Mullins is alarmed by health studies on the impacts of coal mining including the one in 2011 co-authored by Dr. Michael Hendryx, a researcher at West Virginia University, linked mountaintop removal mining  to increased community cancer risk, based on data from 773 adults in door-to-door interviews, which found self-reported cancer rates twice as in  mining versus the non-mining areas after controlling for age, sex, smoking, occupational history, and family cancer history.  She says,
Clean water and air is a human right. My electricity is not worth my human rights being violated–I’ll live with the lights off. I want my children and grandchildren to enjoy the beauty of West Virginia. We’re tired of the corporations lording over us, and no one is hearing our voices, so it’s time to take it further than talking.
Today's actions build on non-violent resistance to mountaintop removal in the region

Central Appalachia had a long history actions.  Earlier this month protesters chastised Swiss firm UBS at its branches for coal investments on May Day as part of Occupy Mountains! Then on May 3, activists from Greenpeace, RAMPS, Katuah Earth First!, Mountain Justice and Keepers of the Mountains Foundation blocked a coal train en route to the Marshall Steam Station, a Duke Energy coal-fired power plant.

Gabe Wisniewsk, Coal Campaign Director for Greenpeace supported today's action, issuing the following statement:
For mountain communities that are at risk of losing their homes, radical action may be the only way to stop the destructive practice of mountaintop removal threatening their health and survival. We stand behind these communities and are renewed and inspired by their commitment and today’s heroic actions.

The environmental and health risks of mountaintop removal are too serious to be ignored any longer.

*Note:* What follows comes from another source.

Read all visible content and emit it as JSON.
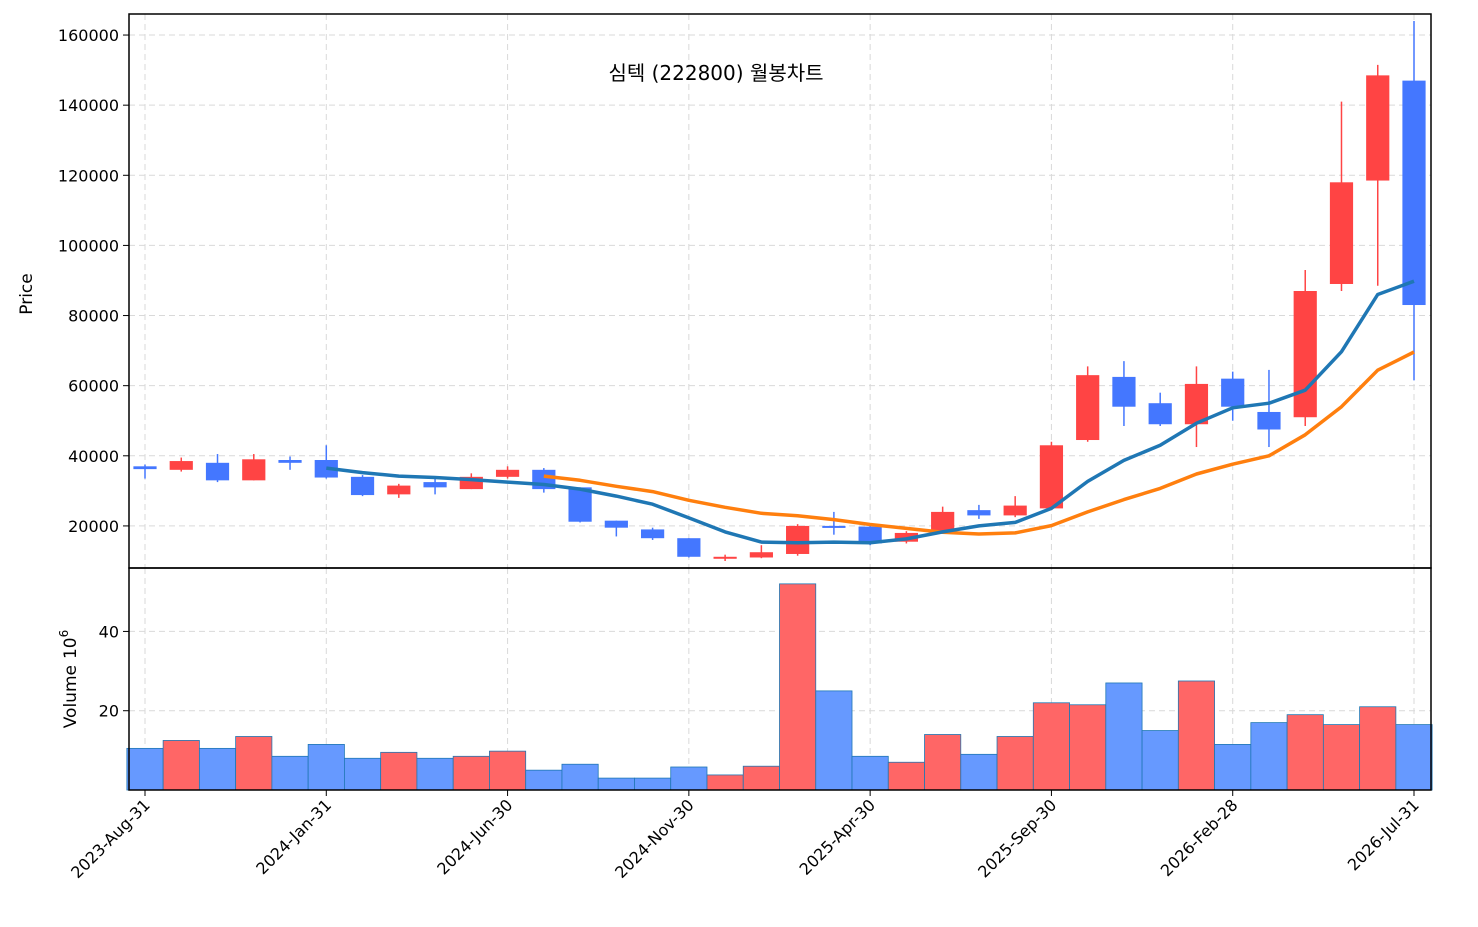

Companies like Republic Energy must stop this dangerous practice, and utilities like Duke Energy should stop buying mountaintop removal coal.”
Appalachia Rising will return to DC June 6

Appalachia Rising, the confederation which sparked 115 arrests in front of the White House in September 2010 will rally at the Upper Senate Park from 11 am to 11:45 am on June 6 to demand that Congress take action to
  • end mountaintop removal coal mining and destructive coal technologies
  • foster a sincere, public discussion about the urgent need for a sustainable economic transition for coal workers and mountain communities;  and
  • protect our drinking water by passing the Clean Water Protection Act.
It's organizers also invite you to take action at home at a local rallies and events across Appalachia and across the United States or "take just a single minute to call-in to support our action in Washington DC."